# Sparse matrix linear matrix inequality

I have an SDP problem with n variables where n can be of order of tens of thousands.
There are also O(n) SDP constraints. These can be described using linear matrix inequalities M_i > 0.
These M_i matrices are rather small (3x3).
One way to tackle this is to add these many small LMI constraints one after the other using a loop.
This seems to be rather slow though.
I was thinking of constructing a large matrix with all the constraints such that the matrix has some sort of block diagonal structure. In this case, the CVX program will eventually have a single large LMI constraint rather than many small LMI constraints. However, for this to fit into memory, one needs to use a sparse matrix.

My question is whether CVX can handle sparse matrices and if so, is there a way to do the construction of this matrix efficiently, possibly by avoiding the loop?
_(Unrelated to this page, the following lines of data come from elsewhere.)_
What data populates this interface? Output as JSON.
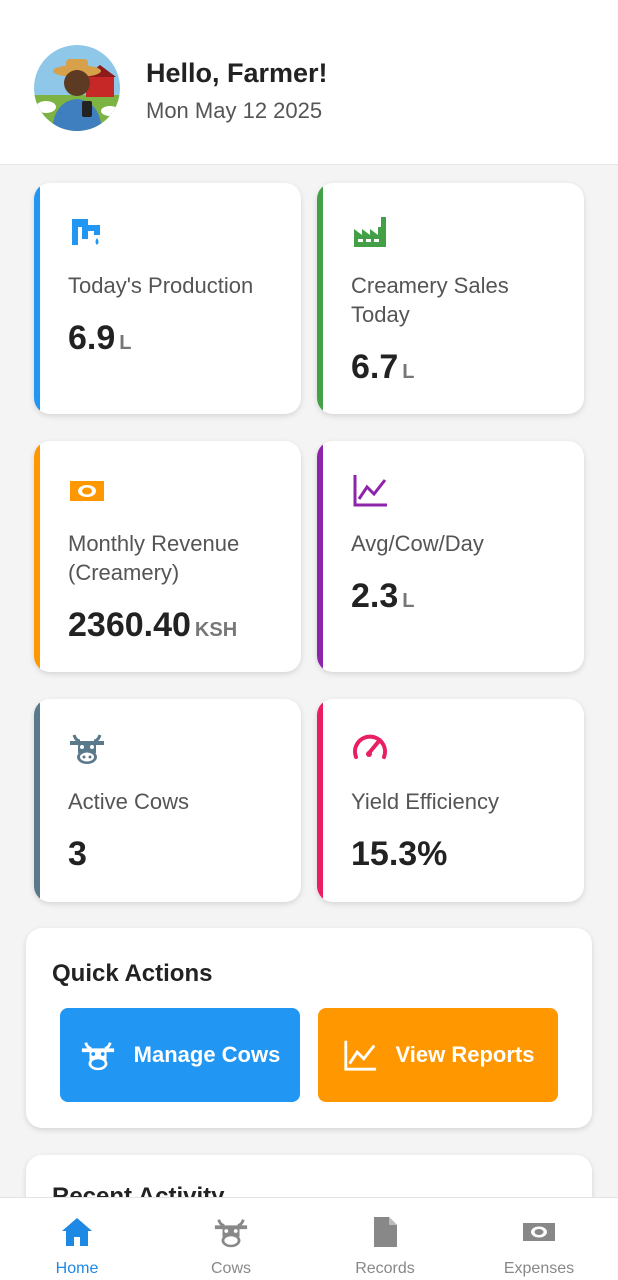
{
  "header": {
    "greeting": "Hello, Farmer!",
    "date": "Mon May 12 2025",
    "avatar_icon": "farmer-avatar"
  },
  "cards": [
    {
      "id": "todays-production",
      "label": "Today's Production",
      "value": "6.9",
      "unit": "L",
      "accent": "#2196f3",
      "icon": "milk-tap-icon"
    },
    {
      "id": "creamery-sales",
      "label": "Creamery Sales Today",
      "value": "6.7",
      "unit": "L",
      "accent": "#43a047",
      "icon": "factory-icon"
    },
    {
      "id": "monthly-revenue",
      "label": "Monthly Revenue (Creamery)",
      "value": "2360.40",
      "unit": "KSH",
      "accent": "#ff9800",
      "icon": "money-icon"
    },
    {
      "id": "avg-cow-day",
      "label": "Avg/Cow/Day",
      "value": "2.3",
      "unit": "L",
      "accent": "#8e24aa",
      "icon": "line-chart-icon"
    },
    {
      "id": "active-cows",
      "label": "Active Cows",
      "value": "3",
      "unit": "",
      "accent": "#5a7a8c",
      "icon": "cow-icon"
    },
    {
      "id": "yield-efficiency",
      "label": "Yield Efficiency",
      "value": "15.3%",
      "unit": "",
      "accent": "#e91e63",
      "icon": "speedometer-icon"
    }
  ],
  "quick_actions": {
    "title": "Quick Actions",
    "manage_cows": {
      "label": "Manage Cows",
      "color": "#2196f3",
      "icon": "cow-icon"
    },
    "view_reports": {
      "label": "View Reports",
      "color": "#ff9800",
      "icon": "line-chart-icon"
    }
  },
  "recent_activity": {
    "title": "Recent Activity"
  },
  "nav": [
    {
      "label": "Home",
      "icon": "home-icon",
      "active": true
    },
    {
      "label": "Cows",
      "icon": "cow-icon",
      "active": false
    },
    {
      "label": "Records",
      "icon": "document-icon",
      "active": false
    },
    {
      "label": "Expenses",
      "icon": "money-icon",
      "active": false
    }
  ]
}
If this is not possible then my next question would be: is this a limitation of the way CVX is designed or is this related to the underlying solvers that are available out there? For example, will I benefit from trying to utilize a solver like Mosek (or any other) directly?

MOSEK likes many small matrix variables rather than a few big ones. Here

https://themosekblog.blogspot.com/2018/08/solving-sdp-with-millions-of-matrix.html

is big problem with many small matrix variables MOSEK has solved.

I would think many small LMIs are much better than a few big ones.

Thanks. It’s good to know that.
Should I deduce that using CVX to specify these many small LMIs is a bad idea and one must use MOSEK directly to get reasonable performance?

What I am sure about is that calling Mosek directly is the fastest you can get but is not as easy as using cvx.

I would try it out for small to medium size models in cvx and then move Mosek, when you know what model you want to solve.